One may say that this is unjust or whatever, but it’s what’s known as “reality” — the thing from which these precious snowflakes have been sheltered by parents and teachers for over a dozen years of their lives to date — and it’s going to bite them in the ass, painfully and repeatedly.

So then, I think these idiot students can be grateful for this development (no link because NYT fucking paywall):

Law Firms Warn Universities About Antisemitism on Campus

Two dozen major Wall Street firms sent a letter to top law schools to crack down on discrimination and harassment amid an escalation in incidents targeting Jewish students.

With universities across the United States grappling with a rise in antisemitism since the start of the Israel-Hamas war, elite law firms are putting schools on notice.
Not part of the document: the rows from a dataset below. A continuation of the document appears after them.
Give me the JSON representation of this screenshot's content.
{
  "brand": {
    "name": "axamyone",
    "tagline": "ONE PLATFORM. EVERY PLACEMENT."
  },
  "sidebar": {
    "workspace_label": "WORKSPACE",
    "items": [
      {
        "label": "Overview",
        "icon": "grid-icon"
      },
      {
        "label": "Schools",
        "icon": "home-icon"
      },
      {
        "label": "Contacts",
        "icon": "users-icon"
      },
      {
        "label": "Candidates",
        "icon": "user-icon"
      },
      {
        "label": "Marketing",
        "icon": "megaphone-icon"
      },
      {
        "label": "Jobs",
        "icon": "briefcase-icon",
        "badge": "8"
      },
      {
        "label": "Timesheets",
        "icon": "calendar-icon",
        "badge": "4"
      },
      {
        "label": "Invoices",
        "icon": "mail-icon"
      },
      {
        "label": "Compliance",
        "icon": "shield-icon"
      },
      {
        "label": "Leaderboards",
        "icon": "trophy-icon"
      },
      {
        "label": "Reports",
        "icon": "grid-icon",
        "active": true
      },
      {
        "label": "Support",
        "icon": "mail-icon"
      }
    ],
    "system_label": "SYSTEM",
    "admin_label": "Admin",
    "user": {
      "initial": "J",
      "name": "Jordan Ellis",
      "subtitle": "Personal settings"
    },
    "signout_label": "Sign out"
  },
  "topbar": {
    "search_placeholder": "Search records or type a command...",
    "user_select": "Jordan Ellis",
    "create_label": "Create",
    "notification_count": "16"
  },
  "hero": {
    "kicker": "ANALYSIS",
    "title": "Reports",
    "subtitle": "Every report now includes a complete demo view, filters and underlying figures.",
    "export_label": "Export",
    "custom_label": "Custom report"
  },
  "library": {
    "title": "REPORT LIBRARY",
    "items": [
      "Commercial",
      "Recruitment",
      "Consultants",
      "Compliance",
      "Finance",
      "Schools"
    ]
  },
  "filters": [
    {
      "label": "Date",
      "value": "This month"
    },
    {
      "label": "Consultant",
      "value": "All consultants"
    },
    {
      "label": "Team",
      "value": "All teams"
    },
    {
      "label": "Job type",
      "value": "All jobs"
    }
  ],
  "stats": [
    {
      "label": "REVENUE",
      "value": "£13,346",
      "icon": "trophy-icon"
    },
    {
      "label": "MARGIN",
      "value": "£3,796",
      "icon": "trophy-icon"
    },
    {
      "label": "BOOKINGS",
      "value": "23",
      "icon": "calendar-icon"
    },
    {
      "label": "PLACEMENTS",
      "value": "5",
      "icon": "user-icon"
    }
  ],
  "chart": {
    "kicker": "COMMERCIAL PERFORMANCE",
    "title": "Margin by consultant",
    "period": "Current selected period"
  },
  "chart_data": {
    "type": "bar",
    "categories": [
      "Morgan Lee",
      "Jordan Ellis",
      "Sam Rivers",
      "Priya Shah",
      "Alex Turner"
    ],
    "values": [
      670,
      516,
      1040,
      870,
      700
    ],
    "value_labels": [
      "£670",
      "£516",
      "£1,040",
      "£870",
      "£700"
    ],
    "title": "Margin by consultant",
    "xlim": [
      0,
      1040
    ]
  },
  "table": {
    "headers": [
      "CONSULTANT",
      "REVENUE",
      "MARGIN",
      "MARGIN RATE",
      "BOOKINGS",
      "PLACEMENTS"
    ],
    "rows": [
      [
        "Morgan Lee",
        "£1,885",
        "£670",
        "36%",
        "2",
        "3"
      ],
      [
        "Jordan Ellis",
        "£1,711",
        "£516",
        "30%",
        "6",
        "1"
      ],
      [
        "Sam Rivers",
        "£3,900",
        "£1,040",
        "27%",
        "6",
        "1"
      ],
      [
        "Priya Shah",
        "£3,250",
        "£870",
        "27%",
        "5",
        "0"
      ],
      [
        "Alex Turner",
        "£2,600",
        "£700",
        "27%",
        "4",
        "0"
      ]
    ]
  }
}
In a letter to some of the nation’s top law schools obtained by DealBook, about two dozen major Wall Street firms warned that what happens on campus could have corporate consequences.

…nipping the careers of this little bunch of starry-eyed young idiots in the bud, so to speak.

The Gods Of The Copybook Headings say:  “Actions have consequences, and often those consequences are unpleasant.”

As these pro-Hamas-terrorist ingenues are finding out.

Not Here, It Ain’t

Here’s one from Britishland that’s guaranteed to make yer blood boil:

Shoppers trying to arrest shoplifters could expose themselves to legal action and even imprisonment for assault, a lawyer has said.

Chris Philp told a fringe event at last week’s Tory Party conference that members of the public should make citizen’s arrests on thieves and called on security guards to step in where it is safe to do so.

But Ed Smyth, partner at Kingsley Napley, said that the law generally only permits citizen’s arrests for serious cases that could be tried in a crown court. They could also be used for low value shoplifting cases, but the force used must always be reasonable in the circumstances.

And guess what?  You don’t get to decide what’s “reasonable”.

No wonder that law-abiding Brits just cower in the face of villainy.  The law is not on their side.